I disagree with Hatchetman that home scanning quality is not good enough. Look in the gallery and a majority of what you look at are home-scanned negatives. This isn't the place to discuss it (that would be over at dpug.org), but there are a lot of people here, myself included, who go this route. I do it this way because I can, but I hate it because I have been a software developer, chained to a computer for 8 hours a day, for the last 30 years.

I just printed this one at 13x19 (from expired fuji 800 left in Laostyle17's uncle's camera in 2004) and it is gorgeous: http://www.apug.org/gallery1/showima...mageuser=57747 Sorry, you can't see it without a subscription.

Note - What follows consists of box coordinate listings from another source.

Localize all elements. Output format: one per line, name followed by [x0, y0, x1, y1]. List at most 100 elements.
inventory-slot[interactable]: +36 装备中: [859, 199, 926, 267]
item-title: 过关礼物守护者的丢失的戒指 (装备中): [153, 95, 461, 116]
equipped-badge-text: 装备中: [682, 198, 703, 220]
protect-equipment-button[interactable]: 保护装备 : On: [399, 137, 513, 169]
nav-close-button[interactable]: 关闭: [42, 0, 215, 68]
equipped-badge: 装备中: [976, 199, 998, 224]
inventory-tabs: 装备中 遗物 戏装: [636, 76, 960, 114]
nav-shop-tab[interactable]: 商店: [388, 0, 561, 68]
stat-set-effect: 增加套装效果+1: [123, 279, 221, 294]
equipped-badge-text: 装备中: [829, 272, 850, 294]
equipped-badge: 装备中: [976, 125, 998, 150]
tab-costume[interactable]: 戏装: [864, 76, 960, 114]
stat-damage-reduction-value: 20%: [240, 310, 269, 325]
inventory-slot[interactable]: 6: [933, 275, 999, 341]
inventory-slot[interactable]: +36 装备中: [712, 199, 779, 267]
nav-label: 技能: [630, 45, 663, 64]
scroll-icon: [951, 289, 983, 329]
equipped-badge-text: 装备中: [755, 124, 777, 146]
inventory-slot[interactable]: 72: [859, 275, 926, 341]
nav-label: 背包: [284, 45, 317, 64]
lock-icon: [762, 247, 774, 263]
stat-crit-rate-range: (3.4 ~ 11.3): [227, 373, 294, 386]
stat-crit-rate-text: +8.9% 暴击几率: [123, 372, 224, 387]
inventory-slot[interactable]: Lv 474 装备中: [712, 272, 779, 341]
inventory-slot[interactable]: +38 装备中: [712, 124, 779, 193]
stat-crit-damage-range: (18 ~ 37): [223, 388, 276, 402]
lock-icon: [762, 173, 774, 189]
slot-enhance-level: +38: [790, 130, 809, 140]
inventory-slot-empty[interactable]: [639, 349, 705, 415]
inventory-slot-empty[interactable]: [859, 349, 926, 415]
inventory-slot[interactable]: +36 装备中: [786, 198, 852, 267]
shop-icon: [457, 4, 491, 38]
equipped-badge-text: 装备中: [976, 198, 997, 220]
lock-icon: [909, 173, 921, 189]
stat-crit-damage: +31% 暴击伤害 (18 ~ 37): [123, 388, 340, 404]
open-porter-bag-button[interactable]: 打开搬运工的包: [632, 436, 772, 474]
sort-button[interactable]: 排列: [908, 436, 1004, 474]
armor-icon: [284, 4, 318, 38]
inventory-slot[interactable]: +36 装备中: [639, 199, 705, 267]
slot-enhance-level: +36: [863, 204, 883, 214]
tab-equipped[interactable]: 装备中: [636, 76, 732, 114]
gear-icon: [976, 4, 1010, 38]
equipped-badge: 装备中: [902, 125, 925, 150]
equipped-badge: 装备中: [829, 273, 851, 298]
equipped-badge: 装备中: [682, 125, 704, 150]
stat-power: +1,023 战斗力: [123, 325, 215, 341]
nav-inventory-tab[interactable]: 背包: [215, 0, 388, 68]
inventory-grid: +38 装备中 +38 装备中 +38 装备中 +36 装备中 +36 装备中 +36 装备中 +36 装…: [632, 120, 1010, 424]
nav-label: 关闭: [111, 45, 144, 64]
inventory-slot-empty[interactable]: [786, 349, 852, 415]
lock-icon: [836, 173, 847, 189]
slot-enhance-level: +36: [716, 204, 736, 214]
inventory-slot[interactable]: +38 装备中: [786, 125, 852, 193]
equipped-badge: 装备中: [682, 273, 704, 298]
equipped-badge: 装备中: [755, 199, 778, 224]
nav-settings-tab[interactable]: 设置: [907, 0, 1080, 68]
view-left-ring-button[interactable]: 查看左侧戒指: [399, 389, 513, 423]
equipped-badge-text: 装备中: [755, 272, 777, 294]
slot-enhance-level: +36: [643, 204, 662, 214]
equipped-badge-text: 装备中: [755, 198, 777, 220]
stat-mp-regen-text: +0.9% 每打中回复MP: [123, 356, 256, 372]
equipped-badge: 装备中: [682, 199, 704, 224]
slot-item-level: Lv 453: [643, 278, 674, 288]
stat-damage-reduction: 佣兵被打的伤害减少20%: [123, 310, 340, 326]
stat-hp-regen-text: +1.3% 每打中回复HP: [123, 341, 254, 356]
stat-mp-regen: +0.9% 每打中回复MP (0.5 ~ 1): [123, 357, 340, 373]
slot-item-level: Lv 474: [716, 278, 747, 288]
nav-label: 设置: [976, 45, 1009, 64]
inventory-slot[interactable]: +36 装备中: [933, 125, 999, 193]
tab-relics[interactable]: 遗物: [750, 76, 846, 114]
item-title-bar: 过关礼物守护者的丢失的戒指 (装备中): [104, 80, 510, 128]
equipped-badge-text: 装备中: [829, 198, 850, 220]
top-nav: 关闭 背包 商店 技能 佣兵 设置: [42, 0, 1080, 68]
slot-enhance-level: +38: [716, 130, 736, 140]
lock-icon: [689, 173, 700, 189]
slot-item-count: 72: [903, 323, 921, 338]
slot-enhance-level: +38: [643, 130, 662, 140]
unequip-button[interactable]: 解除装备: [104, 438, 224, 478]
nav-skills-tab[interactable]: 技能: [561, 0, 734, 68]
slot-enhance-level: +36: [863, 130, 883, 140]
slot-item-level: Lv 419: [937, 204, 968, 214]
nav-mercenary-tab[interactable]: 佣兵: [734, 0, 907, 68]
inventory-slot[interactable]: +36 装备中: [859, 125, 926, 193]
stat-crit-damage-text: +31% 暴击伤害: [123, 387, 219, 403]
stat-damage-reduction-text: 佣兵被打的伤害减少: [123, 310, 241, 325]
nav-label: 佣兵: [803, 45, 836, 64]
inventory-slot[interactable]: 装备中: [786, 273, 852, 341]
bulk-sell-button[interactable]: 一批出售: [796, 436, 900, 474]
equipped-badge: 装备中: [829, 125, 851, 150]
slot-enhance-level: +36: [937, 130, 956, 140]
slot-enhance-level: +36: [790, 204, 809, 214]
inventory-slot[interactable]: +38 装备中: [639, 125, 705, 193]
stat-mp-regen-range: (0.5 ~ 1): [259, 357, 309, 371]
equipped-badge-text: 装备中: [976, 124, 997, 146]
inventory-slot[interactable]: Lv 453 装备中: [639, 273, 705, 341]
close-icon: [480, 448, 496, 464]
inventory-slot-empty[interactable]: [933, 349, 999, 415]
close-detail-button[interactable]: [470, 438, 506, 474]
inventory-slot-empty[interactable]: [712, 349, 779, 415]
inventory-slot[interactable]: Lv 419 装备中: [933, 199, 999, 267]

Are you shooting color or B&W? If B&W, you can process the film yourself for about a total of a dollar a roll. The equipment costs about what you paid for that one batch of processing. It's easy as pie, too. The only darkness you need can be found inside a black bag that looks like a sweatshirt with a zipped bottom and no neck opening. You use this for loading the film into the processing canister. All the rest you can do with lights on in the bathroom, kitchen, or laundry. Color is not much more expensive than that, maybe $2.00. But it is a bit more complicated and takes much more precision in keeping the chemicals at certain temperatures during processing.

Once you have your negatives, you just scan and have at it.